Manufaktur-Gründerin Stephanie Oppitz schneidet Stoff für eine Außenwindel zu. Foto: Heiko Weckbrodt

Manufaktur-Gründerin Stephanie Oppitz schneidet Stoff für eine Außenwindel zu. Foto: Heiko Weckbrodt

Dresdner Ingenieurin Oppitz beliefert immer mehr Mütter mit eigenkreierten Baby-Mehrwegwindeln

Dresden, 6. Oktober 2017. Es gibt Produkte, von denen glaubt man, sie seien nach Jahrzehnten des Feinschliffs einfach nicht weiter verbesserungsfähig. Und dann kommt ein pfiffiger Ingenieur daher und sorgt doch noch für einen Boah-Effekt. Windeln sind so ein Beispiel. Nur dass der Ingenieur hier eine Ingenieurin war, Stephanie Oppitz heißt und bei einem Ostseeurlaub durch Babys regelrecht zur Innovation gezwungen wurde. „Meine beiden jüngsten Kinder waren noch klein und das dritte gerade erst da,“ erinnert sie sich. „Nach drei Wochen stapelten sich die gebrauchten Windeln im Ferienhaus. Uns war klar: So geht das nicht weiter.“

Wegwerfwindeln stapelten sich, DDR-Stoffwindel war zu unpraktisch

Über ein Intermezzo mit den eher unpraktischen DDR-Stoffwindeln kam die Diplom-Architekturingenieurin der TU Dresden schließlich auf den rechten Dreh: Sie entwickelte eine dreiteilige knöpfbare Mehrweg-Windel, deren Außen- und Innenwindel wiederverwendbar sind. Lediglich die innerste Einlage muss gewechselt und gewaschen werden. Und da einer Ingenieurin bekanntlich nichts zu schwör ist, fand sie auch Lösungen, um die Windeln praxissicher für den harten Baby-Familienalltag zu bekommen. Membranen aus Polyurethan-Laminat etwa verhindern, dass das Ganze nass wird. Für die äußerste Schicht verwendet sie beispielsweise Baumwolle, Hanf und Bambusfasern in verschiedenen Designs.

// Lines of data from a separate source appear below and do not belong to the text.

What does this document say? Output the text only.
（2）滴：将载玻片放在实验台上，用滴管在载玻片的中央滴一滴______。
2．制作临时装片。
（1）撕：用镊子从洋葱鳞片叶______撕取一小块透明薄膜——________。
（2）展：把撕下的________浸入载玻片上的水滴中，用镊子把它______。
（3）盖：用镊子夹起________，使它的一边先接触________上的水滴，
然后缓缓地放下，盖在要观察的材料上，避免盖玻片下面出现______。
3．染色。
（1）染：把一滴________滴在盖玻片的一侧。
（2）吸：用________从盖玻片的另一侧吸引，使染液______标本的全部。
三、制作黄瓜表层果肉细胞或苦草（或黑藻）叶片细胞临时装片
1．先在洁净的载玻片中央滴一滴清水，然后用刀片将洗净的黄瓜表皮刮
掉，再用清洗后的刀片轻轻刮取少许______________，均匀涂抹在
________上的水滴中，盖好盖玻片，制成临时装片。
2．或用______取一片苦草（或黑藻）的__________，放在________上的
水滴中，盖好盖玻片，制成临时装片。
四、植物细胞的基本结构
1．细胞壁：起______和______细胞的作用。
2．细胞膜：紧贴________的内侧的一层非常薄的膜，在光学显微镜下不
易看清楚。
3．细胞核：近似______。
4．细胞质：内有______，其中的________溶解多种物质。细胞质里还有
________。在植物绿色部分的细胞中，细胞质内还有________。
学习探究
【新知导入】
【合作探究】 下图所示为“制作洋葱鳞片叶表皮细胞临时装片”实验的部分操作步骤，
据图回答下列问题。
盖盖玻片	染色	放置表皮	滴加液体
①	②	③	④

Erfindung sprach sich herum

„Das war die Geburtsstunde der Windelmanufaktur“, sagt die Tüftlerin. Denn was als Kreation für den Eigenbedarf begonnen hatte, sprach sich schnell im Bekanntenkreis herum. Immer mehr Mütter rissen sich um ihre Windeln. 2013 gründete Oppitz ihre „Windelmanufaktur“. Heute beschäftigt sie elf Mitarbeiter. Und die versorgen von einem verwinkelten Altbau an der Ahornstraße aus die Welt mit Stoffwindeln, speziellen Schwimmwindeln, Still-Tüchern, Waschlappen, Designer-Stoffbinden und anderen neuen, wiederverwendbaren Produkten.

90 % der Windeln verkauft die Manufaktur online

Zehn Prozent des Umsatzes macht das Unternehmen, das einst als Hobby begann, mit Stammkunden. Die meisten Windeln gehen aber online über die virtuelle Ladentheke. Anfangs belieferte Oppitz Team nur den deutschsprachigen Raum, inklusive einiger auslandsdeutscher Familien in Singapur, Südafrika und Norwegen. „In Zukunft wollen wir uns auch mehr aufs nichtdeutschsprachige Ausland konzentrieren“, kündigt die Manufaktur-Chefin an.

Chefin: Wir werben nicht mit „öko“, wir werben mit „schön“

Denn ihr Windelkonzept kommt weltweit an – und eben nicht nur in der Ökoszene. „Wir werben gar nicht erst damit, dass unsere Windel ökologisch ist. Das ist selbstverständlich“, betont Stephanie Oppitz. „Die Leute wollen schöne Windeln, sie wollen einfache Lösungen und etwas, das gut für die Babyhaut ist.“ Und all das biete ihre Mehrwegwindel, sagt die Ingenieurin. Sie habe sie solange verbessert, bis sie auch ganz einfach zu knöpfen und zu wickeln sei. Und das wohl stärkste Verkaufsargument seien die besonderen Design, die eben nur möglich und sinnvoll seien, weil die Außenwindel für den Langzeitgebrauch konzipiert sei. „Das fängt an mit schlichten Pünktchen, beliebt sind auch Anker und Zaunkönige. Wir stellen sogar Unikate her – da schicken uns die Familien ihre Lieblingsstoffe zu.“

Nach 1 Jahr amortisiert sich Stoffwindel

Nicht zuletzt ziehe als Verkaufsargument auch der Einspareffekt auf lange Sicht: 300 Euro Einstiegspreis für einen Stoffwindel-Basissatz mögen knackig klingen. Oppitz rechnet jedoch die rund 5000 Wegwerfwindeln dagegen, für die eine Familie insgesamt zirka 1000 Euro bezahlt, bis ein Baby trocken ist. „Schon nach einem Jahr amortisiert sich unsere Stoffwindel für die Familie“, beteuert sie.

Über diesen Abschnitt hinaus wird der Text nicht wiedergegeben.